You can imagine older crew members may have bristled at taking orders from a 25-year-old, and Dunham expected it. "To have someone say to me, 'I've been around the block, honey.'" It had happened once before, when she was making a short film and hired an actor from Craigslist who, when she asked him to improvise, "freaked out on me – a you-don't-know-what-you're-doing freak-out. And it was totally soul-crushing, even though he was a weirdo I found on the internet. It was actually a valuable experience, because it prepared me."

It didn't happen. So preposterous was her skills gap, she says, that everyone rallied around and tried to help. "I have this image of someone swimming the English Channel with all these little boats around, cheering them on and making sure that, if they get tired, someone's there."

Despite warnings from her father, Dunham says it was only a few days ago that she actually realised that, if the show is successful, she will become famous, something that makes her giggle because "I kind of look like every other girl, walking around." (She said to her dad, "It's funny, I never considered that people are going to see me on the show and maybe stop me on the subway." And he said, "Really? Because I've been talking about it for a year and a half.")

She is aware that any fluctuations in her weight now will be read as meaningful. "If I lose five pounds, it'll be commented on, so last week I was stressed and when I came back to work, someone said, 'You look skinny!' Like it was this terrifying thing, like I'd drunk the Hollywood Kool-Aid." She says, "The crazy thing is, I'm 25, and so I'm still coming out of my college eating habits. I feel my body changes, like, once a month."

Dunham is working on another film script, and waiting to see what happens to the adaptation of a young adult novel she did for Apatow. And she is starting to write the second season of Girls – it hasn't been green-lit yet, but there is money for development. The thing she took away from that first taste of fame on YouTube was "the discomfort that comes from being seen.

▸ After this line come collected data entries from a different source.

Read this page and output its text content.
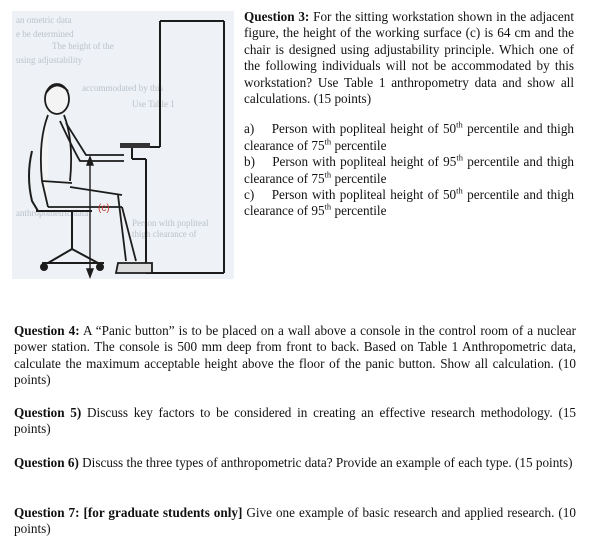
an ometric data
e be determined
The height of the
using adjustability
accommodated by this
Use Table 1
anthropometric data
Person with popliteal
thigh clearance of
(c)

Question 3: For the sitting workstation shown in the adjacent figure, the height of the working surface (c) is 64 cm and the chair is designed using adjustability principle. Which one of the following individuals will not be accommodated by this workstation? Use Table 1 anthropometry data and show all calculations. (15 points)

a) Person with popliteal height of 50th percentile and thigh clearance of 75th percentile

b) Person with popliteal height of 95th percentile and thigh clearance of 75th percentile

c) Person with popliteal height of 50th percentile and thigh clearance of 95th percentile

Question 4: A “Panic button” is to be placed on a wall above a console in the control room of a nuclear power station. The console is 500 mm deep from front to back. Based on Table 1 Anthropometric data, calculate the maximum acceptable height above the floor of the panic button. Show all calculation. (10 points)

Question 5) Discuss key factors to be considered in creating an effective research methodology. (15 points)

Question 6) Discuss the three types of anthropometric data? Provide an example of each type. (15 points)

Question 7: [for graduate students only] Give one example of basic research and applied research. (10 points)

Which is all we want, and yet, we want to be seen the way we want to be seen." It summarises everything about the fame that is just about to happen to her, and is what personas were invented for.

Dunham's parents are away, and when she gets home tonight she will pick up the dog and settle into her childhood bedroom. "I mean, I'm always saying, 'Well, in Japanese cultures, people never move out!'" She smiles. It is a well-honed routine.